Trauffer live am Brienzersee Rockfestival 2008
Trotz der ruhigeren Songs, die vor allem durch die gradlinigen, oft auch nachdenklich stimmenden Texte auffallen, kann Trauffer sein Temperament auf der Brienzer Bühne nicht zurückhalten. Er wagt wie schon zu Airbäg-Zeiten einen Sprung ins Publikum und lässt sich von seinen Fans in die Luft werfen. Er hat keine Hemmungen, zusammen mit seinem Gitarristen Barhocker in die Zuschauer zu stellen und dort mitten in den Leuten einen Song zum Besten zu geben. „Ich glaube schon“, ist die kurze und bündige Antwort, auf die Frage, ob er das Spiel mit dem Publikum brauche. Es komme auf den Rahmen an. Mit Unplugged Showcases könne er jetzt mit seiner neuen Band auch ruhigere Gigs geben. Das sei eine neue Erfahrung, die auch schön sei. „Wenn die Leute sitzend zuhören, dann kann ich mich gut zurückhalten“, gibt Marc zu. „Aber hier am Rockfest musst du ja Gas geben, das geht nicht anders“, fährt er lachend fort. Während seiner Show kann er es auch nicht lassen, alte Airbäg-Ohrwürmer zu spielen. „Airbäg ist ein Teil meines Lebens. Es ist nicht einfach nur Geschichte und kein Thema mehr“, sagt Marc und ist überzeugt, dass auch Leute an seine Konzerte kommen, die das erwarten. „Es wäre unfair, wenn ich sie ganz Beiseite legen würde.“
CD-Cover: Trauffer - Pallanza
„Pallanza“ heisst sein neues Album und ist der Name einer Ortschaft in Norditalien. Dorthin ist Trauffer gefahren, „um Schiff- und Aufbruch zu erleben“, steht im Booklet. Auch Brienz hat einen wunderschönen See zum sich Hinsetzen, und auch hier könnte man Lebenssituationen verdauen. Hier habe Marc seine Airbäg-Scheiben geschrieben, für sein neues Ding benötigte er aber die Reise nach Pallanza: „Das neue Album ist sehr viel persönlicher, da war es besser, dass ich zum Schreiben dieser Songs fortging.“ „I weiss nit, ob du das weisch, das du mier denn weh hesch gmacht, i dere churze, i dere chalte, i dere einzige Nacht“, singt er im Song „Chartehuus“, und fühlt sich selber so unsicher, wie das schwankende Gebilde aus Karten gebaut. „Ich bin mir beim Schreiben nicht ganz bewusst gewesen, was für ein Echo es auslöst, wenn die Texte so tief gehen“, gesteht Marc. Erst wollte er sein persönliches Leben nicht preisgeben, und er habe alle Storys so verfremdet, dass sie der Wahrheit nicht entspreche. Freund Reto Burrell habe ihn dann dazu ermutigt, sich nicht gegen die Ehrlichkeit zu wehren und zu seinen Gefühlen zu stehen. „Das ist jetzt okay, es ist ehrlich und gut so“, sagt Marc und sein Blick schweift ins Endlose.

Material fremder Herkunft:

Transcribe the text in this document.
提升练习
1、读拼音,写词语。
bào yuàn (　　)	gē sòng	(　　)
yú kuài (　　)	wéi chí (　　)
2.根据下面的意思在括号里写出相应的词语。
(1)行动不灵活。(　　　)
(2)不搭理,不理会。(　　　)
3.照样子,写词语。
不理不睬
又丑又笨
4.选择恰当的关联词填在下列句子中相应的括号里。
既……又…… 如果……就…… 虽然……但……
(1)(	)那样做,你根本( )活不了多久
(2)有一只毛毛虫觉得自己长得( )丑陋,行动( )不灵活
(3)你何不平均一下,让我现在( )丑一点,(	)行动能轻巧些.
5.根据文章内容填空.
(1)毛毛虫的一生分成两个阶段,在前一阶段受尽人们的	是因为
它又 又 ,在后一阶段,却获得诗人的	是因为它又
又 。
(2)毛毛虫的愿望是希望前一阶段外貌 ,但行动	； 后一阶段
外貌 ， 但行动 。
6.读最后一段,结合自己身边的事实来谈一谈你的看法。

Trauffer live am Brienzersee Rockfestival 2008
Das Foto auf dem CD-Cover habe er selber geknipst, entgegen allen fotographischen Regeln sei er dafür ins Gegenlicht gestanden und habe so den Schiffssteg von Pallanza bildlich festgehalten. Marc verrät die Bedeutung: „Es soll aussagen, dass einem beim Begehen des offenen Tors Hoffnung und Sonne entgegen kommen.“ Trauffer hat auch ein Lied über seine Flucht nach Norditalien geschrieben: „Mier hei eifach dr erschti Zug gno, eifach der erschti Wäg, kei Frag wos söll hii gah, eifach wäg von hie.“ Auch Hanery Amman ist damals mit Rosmarie an das Meer gezogen. Pallanza soll keine moderne Fortsetzung von dieser Story sein, eher eine Hommage an den Ort, der ihm viel bedeute.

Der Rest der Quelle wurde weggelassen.